Unfortunately, it doesn’t end there. As an extra-added incentive to agribusiness, EPA’s recent Chesapeake Bay TMDL (Total Daily Maximum Load) allows for the trading of pollutants, including nutrients, from nonpoint sources of pollution (like crop farms) to point sources (like WWTPs). So those very crop farmers who take poultry waste from CAFOs and stockpile it in open fields can now make unverified claims that they’ve actually reduced their pollutant loads to the Bay, generate nutrient pollution credits and peddle them to the wastewater treatment plants. The WWTPs can take those new pollution credits, bring in more waste and create more sewage sludge to send to CAFOs to dump on their lands so that they can ship more poultry waste to unregulated crop farms who can generate more unverified nutrient reduction credits to sell to the WWTPs to . . . well, you get the picture. It’s the old shell game with massive piles of waste.

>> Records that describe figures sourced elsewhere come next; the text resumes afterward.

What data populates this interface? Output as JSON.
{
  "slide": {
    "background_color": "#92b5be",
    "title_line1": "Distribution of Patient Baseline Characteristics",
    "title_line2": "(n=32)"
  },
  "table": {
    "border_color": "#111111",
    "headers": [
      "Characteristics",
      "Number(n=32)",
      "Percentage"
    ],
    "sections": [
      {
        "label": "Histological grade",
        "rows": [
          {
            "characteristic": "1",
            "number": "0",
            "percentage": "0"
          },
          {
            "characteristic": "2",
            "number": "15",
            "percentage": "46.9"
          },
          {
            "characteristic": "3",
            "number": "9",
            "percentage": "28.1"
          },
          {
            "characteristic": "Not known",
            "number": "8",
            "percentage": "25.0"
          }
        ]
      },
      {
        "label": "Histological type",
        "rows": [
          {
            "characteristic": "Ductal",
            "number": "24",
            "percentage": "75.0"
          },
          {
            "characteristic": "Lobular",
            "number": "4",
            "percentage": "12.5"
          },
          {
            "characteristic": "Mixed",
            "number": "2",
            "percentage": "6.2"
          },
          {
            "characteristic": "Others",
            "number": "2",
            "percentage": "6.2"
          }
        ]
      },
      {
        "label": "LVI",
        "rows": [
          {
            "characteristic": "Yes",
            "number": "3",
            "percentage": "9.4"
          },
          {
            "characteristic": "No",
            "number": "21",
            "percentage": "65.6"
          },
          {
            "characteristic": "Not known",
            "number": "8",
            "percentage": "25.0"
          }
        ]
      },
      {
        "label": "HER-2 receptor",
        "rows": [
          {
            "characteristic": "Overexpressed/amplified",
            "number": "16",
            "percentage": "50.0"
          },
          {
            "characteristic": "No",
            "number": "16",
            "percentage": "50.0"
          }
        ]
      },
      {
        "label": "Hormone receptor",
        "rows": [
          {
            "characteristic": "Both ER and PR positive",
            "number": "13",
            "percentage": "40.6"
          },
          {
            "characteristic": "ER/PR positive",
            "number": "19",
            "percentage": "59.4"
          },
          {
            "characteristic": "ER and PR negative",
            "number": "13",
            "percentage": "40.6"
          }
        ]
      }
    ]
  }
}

The CAFO permit loophole, the manure transport system, sludge delivery and nutrient trading – all complex regulatory mechanisms being employed for one reason, and one reason only – to shift responsibility, evade control and keep waste moving around the Eastern Shore, with little record keeping and no accountability. There’s little wonder the Bay is such a mess – question is, who has the political courage to put an end to it all?

Part Two: Some simple steps we can take to stop this madness.

One Response to Chesapeake Bay: An Open Toilet

  1. I totally agree with your statement: …agribusiness continues to get a free pass under the self-serving proclamation that “there are no better environmental stewards than the American farmer.” Why does agriculture feel that they have “some God-given, constitutional right” to pollute our waterways? Every farm should be in some base-line form of water quality compliance. Soil loss less than “T”, buffer all streams, treat every animal concentration area (barnyards, sacrifice lots, feedlots)and have a soil & water conservation plan and a nutrient management plan in order to them to maintain their preferential property tax break. You speak about CAFO’s but I tell you that several small farms with water quality problems can be worst then one CAFO.